This repository contains scripts and hints for processing RNASeq data for gene expression analysis. This is not meant to be a complete guide to RNA-Seq (if you're looking for that, check out this page which has a ton of great informtion).
For most of our computational needs, we will use the Bridges supercomputer, which is part of the XSEDE program. If you do not already have an account, click here and set one up. Then send your user name to Rachael and she will add you to the lab account.
Once you have an account, you can log in through the single sign on hub. Directions here: https://portal.xsede.org/single-sign-on-hub
First, we need to get our data onto XSEDE. Make sure you are working in your pylon5 directory, otherwise you will run out of room. Make a new folder for your project. We will refer to this as the "project directory" from now on.
You will need two types of data:
- Transcriptome or genome assembly
- fastq files containing sequence data for each sample
If a transcriptome assembly does not exist, you may have to make your own. We won't cover that here.
How you download your data will depend on where it is currently located. Here are some tips:
*If it is on a server from the sequencing center, try wget.
*If it is on NCBI, check out this tutorial for downloading from the short read archive.
*If the data are on your computer, consider scp or rsync
I suggest you put all of your fastq files in one folder inside your project directory called "fastq"
There are many different pipelines for estimating gene expression. I provide scripts for two:
- Alignment-free estimation using the program salmon
- Alignments using hisat2
The program
We will use a program called hisat2 (manual here) to map the reads to the reference assembly, but first we need to build an index for that assembly. Luckily, hisat2 is pre-installed on Bridges. To use it, you first need to load the module:
> module load hisat2
Then you can build your index. If we had a reference assembly called Reference.fasta, for example, you would build your index like this:
> hisat2-build Reference.fasta Reference
When you execute this command, the base name for the output files will be "Reference"
Now we can map each sample to the reference assembly. Make a new folder in your project directory called "bam".

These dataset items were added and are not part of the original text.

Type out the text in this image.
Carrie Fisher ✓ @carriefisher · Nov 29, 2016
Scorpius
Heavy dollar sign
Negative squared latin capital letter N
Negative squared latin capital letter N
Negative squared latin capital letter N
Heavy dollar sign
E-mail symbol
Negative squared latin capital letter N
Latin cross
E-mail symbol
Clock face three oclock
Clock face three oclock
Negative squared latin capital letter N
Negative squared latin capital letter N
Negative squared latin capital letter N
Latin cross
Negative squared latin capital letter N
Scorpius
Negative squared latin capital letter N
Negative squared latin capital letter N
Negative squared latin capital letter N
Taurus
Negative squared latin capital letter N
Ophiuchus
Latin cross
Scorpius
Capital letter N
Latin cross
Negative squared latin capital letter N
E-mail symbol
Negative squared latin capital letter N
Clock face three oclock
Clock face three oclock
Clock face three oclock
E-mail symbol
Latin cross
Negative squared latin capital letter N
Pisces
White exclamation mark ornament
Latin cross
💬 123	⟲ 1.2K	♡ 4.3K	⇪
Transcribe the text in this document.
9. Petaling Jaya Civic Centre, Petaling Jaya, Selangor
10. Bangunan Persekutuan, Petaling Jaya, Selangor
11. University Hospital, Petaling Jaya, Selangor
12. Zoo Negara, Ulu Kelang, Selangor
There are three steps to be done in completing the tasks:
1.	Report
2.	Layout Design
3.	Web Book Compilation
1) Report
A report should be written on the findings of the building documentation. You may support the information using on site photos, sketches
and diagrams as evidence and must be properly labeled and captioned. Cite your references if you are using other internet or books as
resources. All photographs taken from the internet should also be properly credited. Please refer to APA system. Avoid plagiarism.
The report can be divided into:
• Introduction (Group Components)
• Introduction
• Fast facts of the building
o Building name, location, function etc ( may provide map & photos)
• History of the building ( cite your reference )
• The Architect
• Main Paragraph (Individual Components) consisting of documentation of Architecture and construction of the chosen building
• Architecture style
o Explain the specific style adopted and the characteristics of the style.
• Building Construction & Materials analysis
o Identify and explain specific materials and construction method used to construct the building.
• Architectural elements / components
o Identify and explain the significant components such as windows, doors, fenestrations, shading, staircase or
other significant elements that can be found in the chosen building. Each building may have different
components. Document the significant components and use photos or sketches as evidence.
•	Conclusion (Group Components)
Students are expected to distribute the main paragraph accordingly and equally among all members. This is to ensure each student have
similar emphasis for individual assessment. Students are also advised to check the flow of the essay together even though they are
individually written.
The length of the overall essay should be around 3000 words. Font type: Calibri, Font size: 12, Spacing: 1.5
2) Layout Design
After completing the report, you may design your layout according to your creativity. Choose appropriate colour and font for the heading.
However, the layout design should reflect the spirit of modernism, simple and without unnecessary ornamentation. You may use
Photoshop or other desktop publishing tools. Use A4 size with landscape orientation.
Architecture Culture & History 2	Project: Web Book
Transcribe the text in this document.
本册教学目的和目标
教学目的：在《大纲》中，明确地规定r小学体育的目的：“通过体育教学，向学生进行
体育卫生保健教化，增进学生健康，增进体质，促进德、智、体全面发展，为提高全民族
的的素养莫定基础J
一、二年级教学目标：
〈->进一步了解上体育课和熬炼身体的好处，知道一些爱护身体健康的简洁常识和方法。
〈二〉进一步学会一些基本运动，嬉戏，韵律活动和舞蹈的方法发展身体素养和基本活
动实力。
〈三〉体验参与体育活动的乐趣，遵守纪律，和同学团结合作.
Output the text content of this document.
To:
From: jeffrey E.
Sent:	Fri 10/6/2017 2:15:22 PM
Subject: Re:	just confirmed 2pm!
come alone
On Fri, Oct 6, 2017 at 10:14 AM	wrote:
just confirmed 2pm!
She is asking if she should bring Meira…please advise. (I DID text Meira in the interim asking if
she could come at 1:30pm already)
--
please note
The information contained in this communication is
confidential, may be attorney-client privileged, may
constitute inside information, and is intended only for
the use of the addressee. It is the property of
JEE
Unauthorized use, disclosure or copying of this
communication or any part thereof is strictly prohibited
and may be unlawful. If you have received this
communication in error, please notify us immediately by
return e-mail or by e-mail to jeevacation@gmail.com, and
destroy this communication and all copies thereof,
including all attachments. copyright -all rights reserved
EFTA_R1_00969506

Here we will map single end reads. If you are mapping double end reads you will need to make some adjustments to the script. See the hisat2 manual for details on how to do this. In the "scripts" folder of this repository, there is a script for mapping called map.sbatch
Open the script you will be using. Check out the heading region to make sure you understand all the SBATCH settings. For example, you can insert your email address so that you get an email when a job is complete.
The adjustments you need to make to the script are listed below:
$LANE="<LANE ID>" # Replace <LANE ID> with Use this if you have run samples across multple lanes and are processing lanes separately. Otherwise, insert a placeholder (like $LANE="lane")
$OUTDIR="<DIR>" # Replace <DIR> with the path of your "bam" folder
$REFDIR="<DIR>" # Replace <DIR> with the path to your reference index (ex. $REFDIR="../Reference")
Make sure all of your files end in ".fastq.gz". If not, you'll need to change the script (where you see -U $sample.fastq.gz) to reflect your real file names.
This script is made to map just one file. Navigate to your "fastq" folder. To try it out, we'll execute it on just one file first. Let's say you have a file called Sample1.fastq.gz. We only need the base name to execute the script:
> sbatch ../scripts/map.sbatch Sample1
After you run this, you can see the status of your job by checking the queue:
> squeue -u <username>
When it is done running, navigate to your "bam" folder. There should be one file in there.
Once we know it is working, we want to map all of your fastq files at once. Navigate into your "fastq" folder and create a loop that submits all the jobs:
> for sample in `ls *.fastq.gz | cut -f1 -d'.'`; do sbatch ../scripts/map.sbatch $sample; done
The first part of this command ls *.fastq.gz just asks for a list of all files that end in fastq.gz. The second part of the command cut -f1 -d'.' cuts the file name at each "." and takes just the first part of the filename. You can change this if you want something different. We then loop through these samples and execute the map.sbatch script for each sample.